What's the deal with the Navy trainers?

I am interested in the actual thread: Unless there is firmware running in the 02 system and that FW is suspect, I think going off on coding is irrelevant.
Ahhhh let the code monkeys have their fun. There's a reason we keep them locked away in dark rooms with a years supply of Red Bull. :rofl:
 
I'm sure that's true, but this happens to be one of my favorite "W T F?" walls falling down.
I figured that one would come up. :cool: It's a fairly benign fault, all the same. I can think of a couple that had less happy outcomes. Maybe some day over some tea in a Jim Beam bottle. I'm satisfied that they're rare.

Nauga,
getting a little grim for a minute
 
Program managers getting crapped on left and right but I am not getting panties in a wad. I have worked with engineers like PAFlyer. Their reputation always proceeds them and they rarely are sought after to move programs.
I've worked both sides, Chiefy.

Funny, I've always been the guy they call when fast time to market products are dropped into the roadmap.
 
I love having people like you involved. It gets me more insight into things I may never have seen, which lets me do a better job.
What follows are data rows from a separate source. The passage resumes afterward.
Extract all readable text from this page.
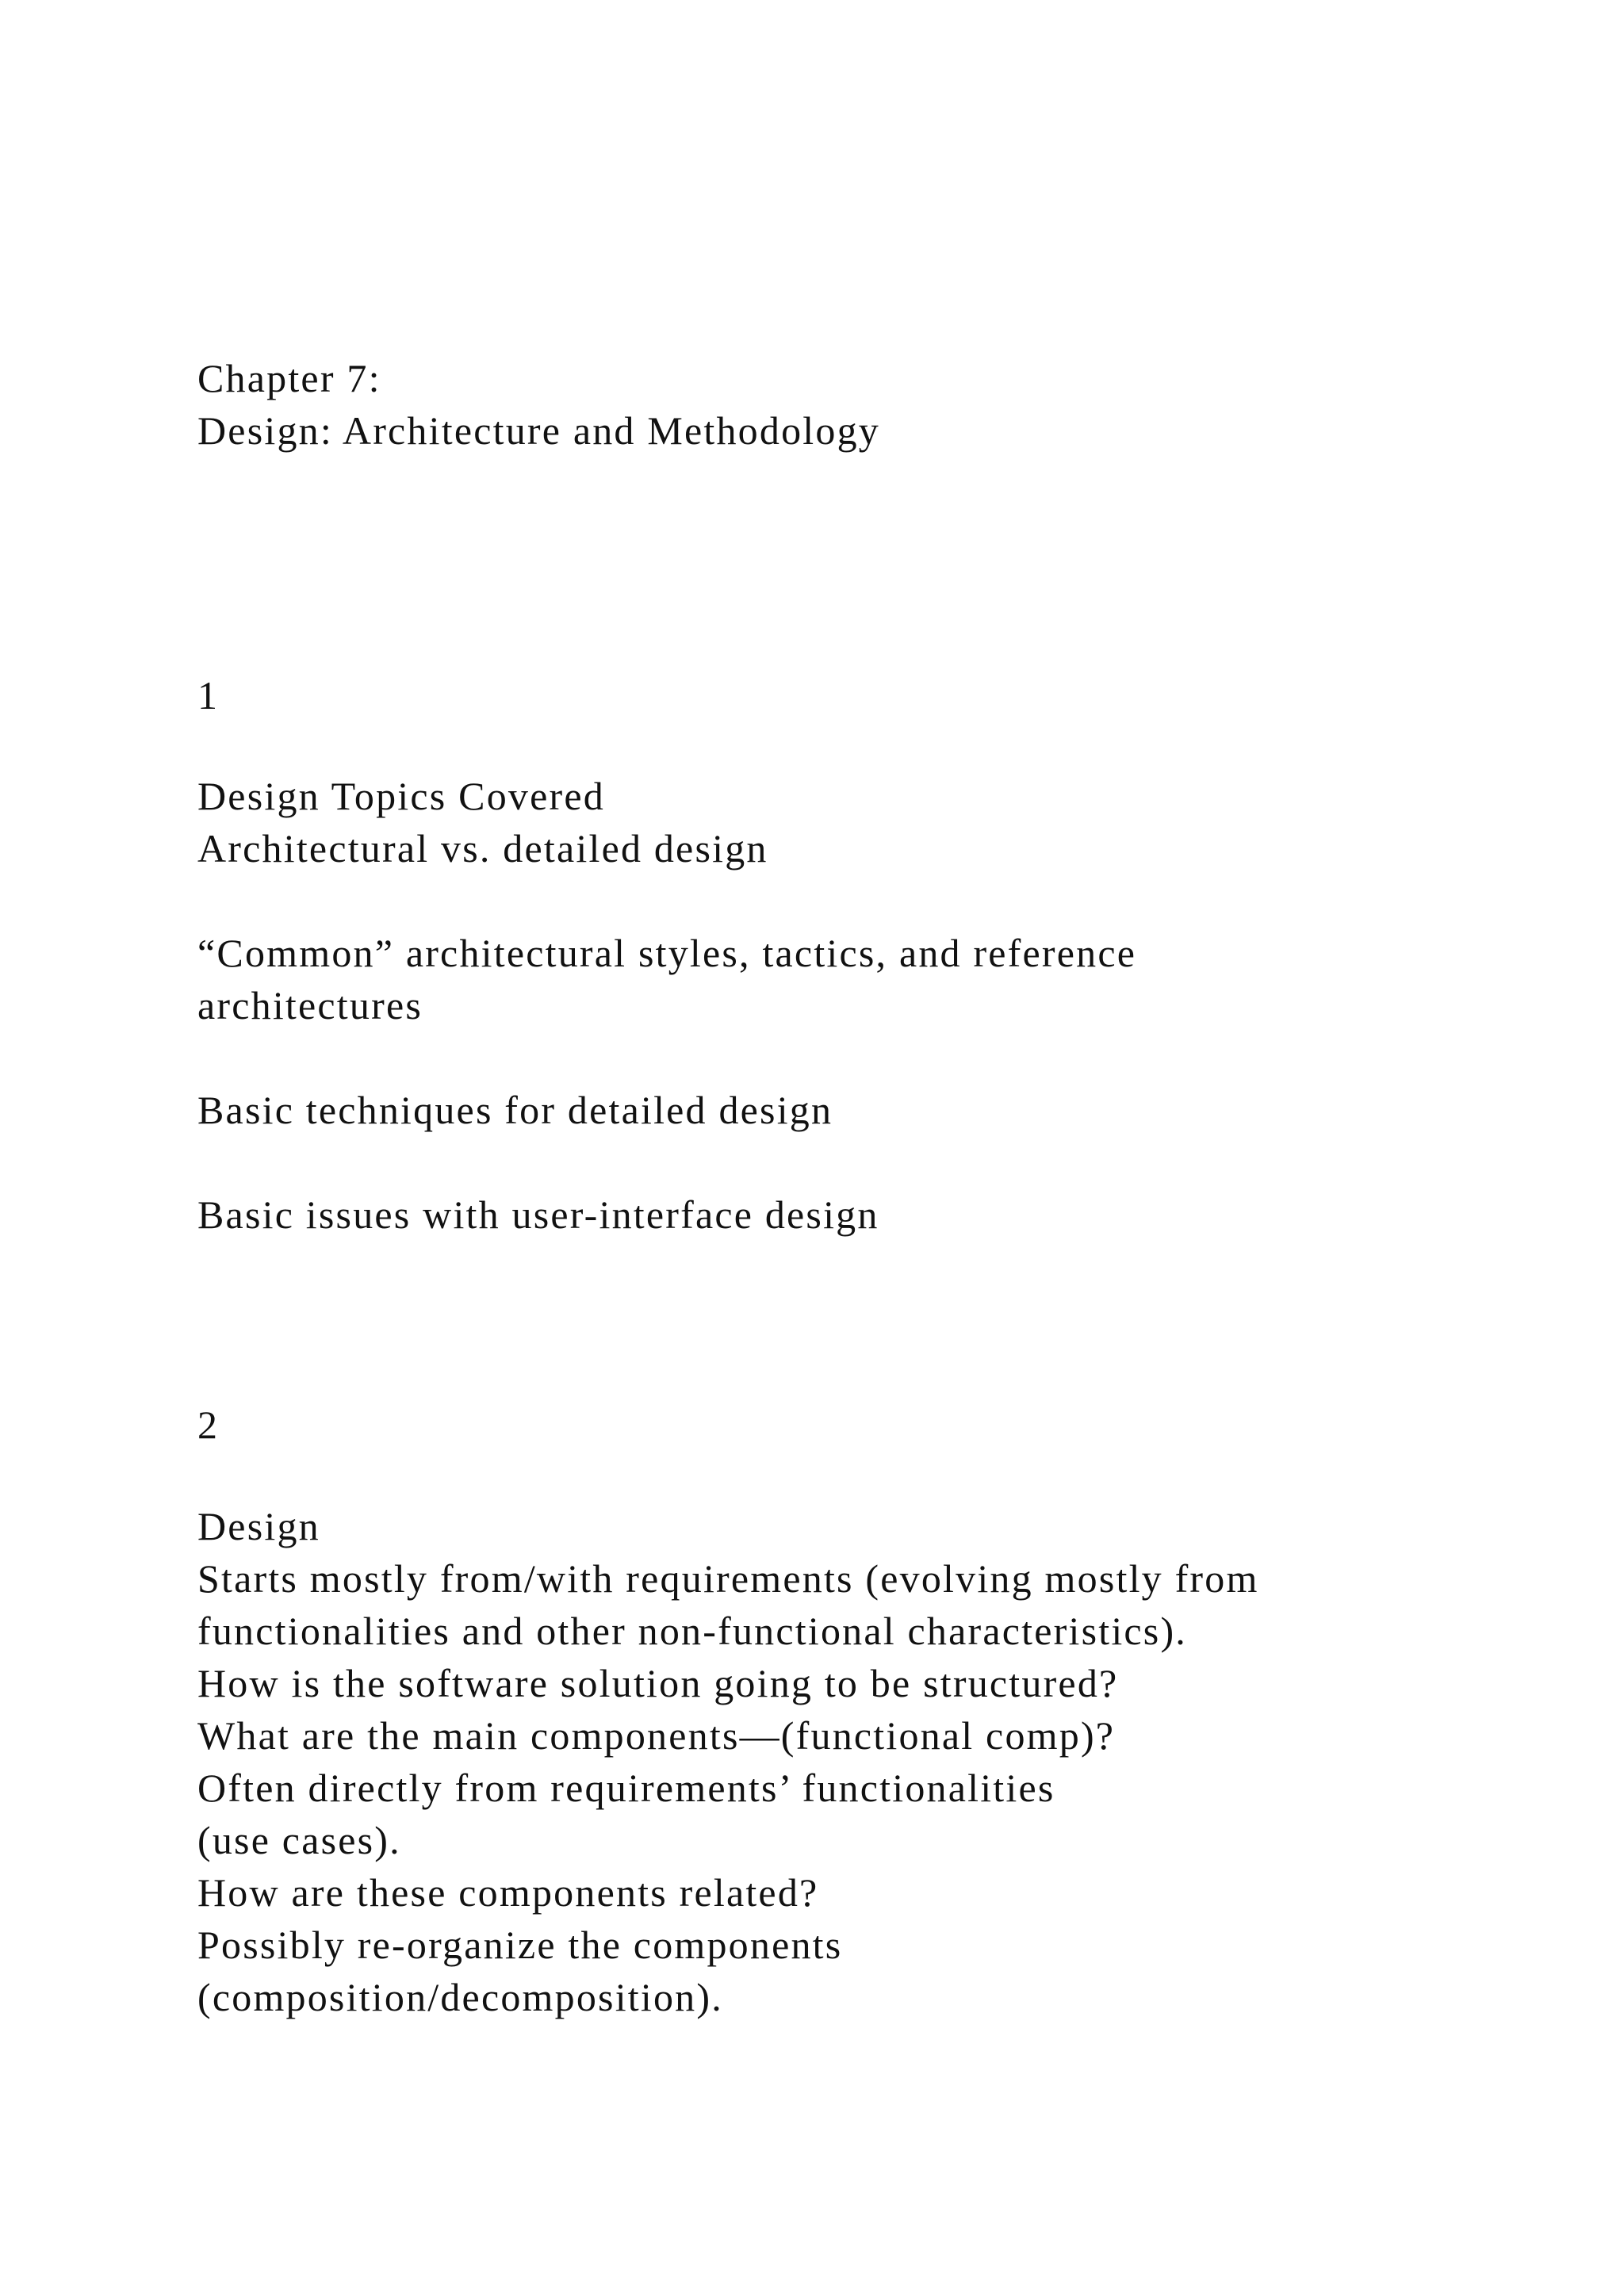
Chapter 7:
Design: Architecture and Methodology
1
Design Topics Covered
Architectural vs. detailed design
“Common” architectural styles, tactics, and reference
architectures
Basic techniques for detailed design
Basic issues with user-interface design
2
Design
Starts mostly from/with requirements (evolving mostly from
functionalities and other non-functional characteristics).
How is the software solution going to be structured?
What are the main components—(functional comp)?
Often directly from requirements’ functionalities
(use cases).
How are these components related?
Possibly re-organize the components
(composition/decomposition).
But if you think software only does what it's told, you haven't written software for hardware in development. Or found any compiler bugs. Or found the race condition in a processor.

Almost all of the time it does what it's told.
https://en.wikipedia.org/wiki/Pentium_FDIV_bug
 
Funny, I've always been the guy they call when fast time to market products are dropped into the roadmap.
Any of them have OBOGS or are you just dropping flares and chaff at this point?

Nauga,
and another ruler thread
 
I've often wondered with the OBOGGS problems wether the OBIGGS is really safing the fuel tanks:eek:

Cheers
 
I'm an engineer and see little reason to wait for things to break. We take apart things that are perfectly functional to see how they work. Of course once that objective has been met there is little incentive to waste time putting anything back together again - nothing to be learned from that. ;)

I think it started when I took apart the vacuum cleaner. I don't think Mom ever forgave me for leaving behind a pile of parts in the living room...:rolleyes:

I think my most famous quote when I was in high school was, "This should work." Sometimes it did, sometimes it didn't. And given the various items around the house that I fixed simply by taking apart and putting back together again, I guess I was predestined to be an engineer. Graduated with a BSEE 42 years ago.

A rather famous (infamous) Intel screwup, yep.

Which I had nothing to do with. It happened before I went to work at Intel. :)
 
I've often wondered with the OBOGGS problems wether the OBIGGS is really safing the fuel tanks:eek:
That would be bad - but the T-45 doesn't have OBIGGS. At least it didn't during my time with it.

ETA: Oops, I first read that as a crossed-lines issue, not 'just' non-inerting. :confused:

Nauga,
inert
 
"there are failure modes that pop up over time that engineers don't foresee when they're designing and building stuff..."

That's not a true statement? ;)

True statement. I'm working with a customer on several ideas on their next generation products. Some ideas work out well, some have unforeseen issues or failure modes. So you work more iterations, R&D. Eventually, though, someone in mgmt or marketing says it's good enough, ship it!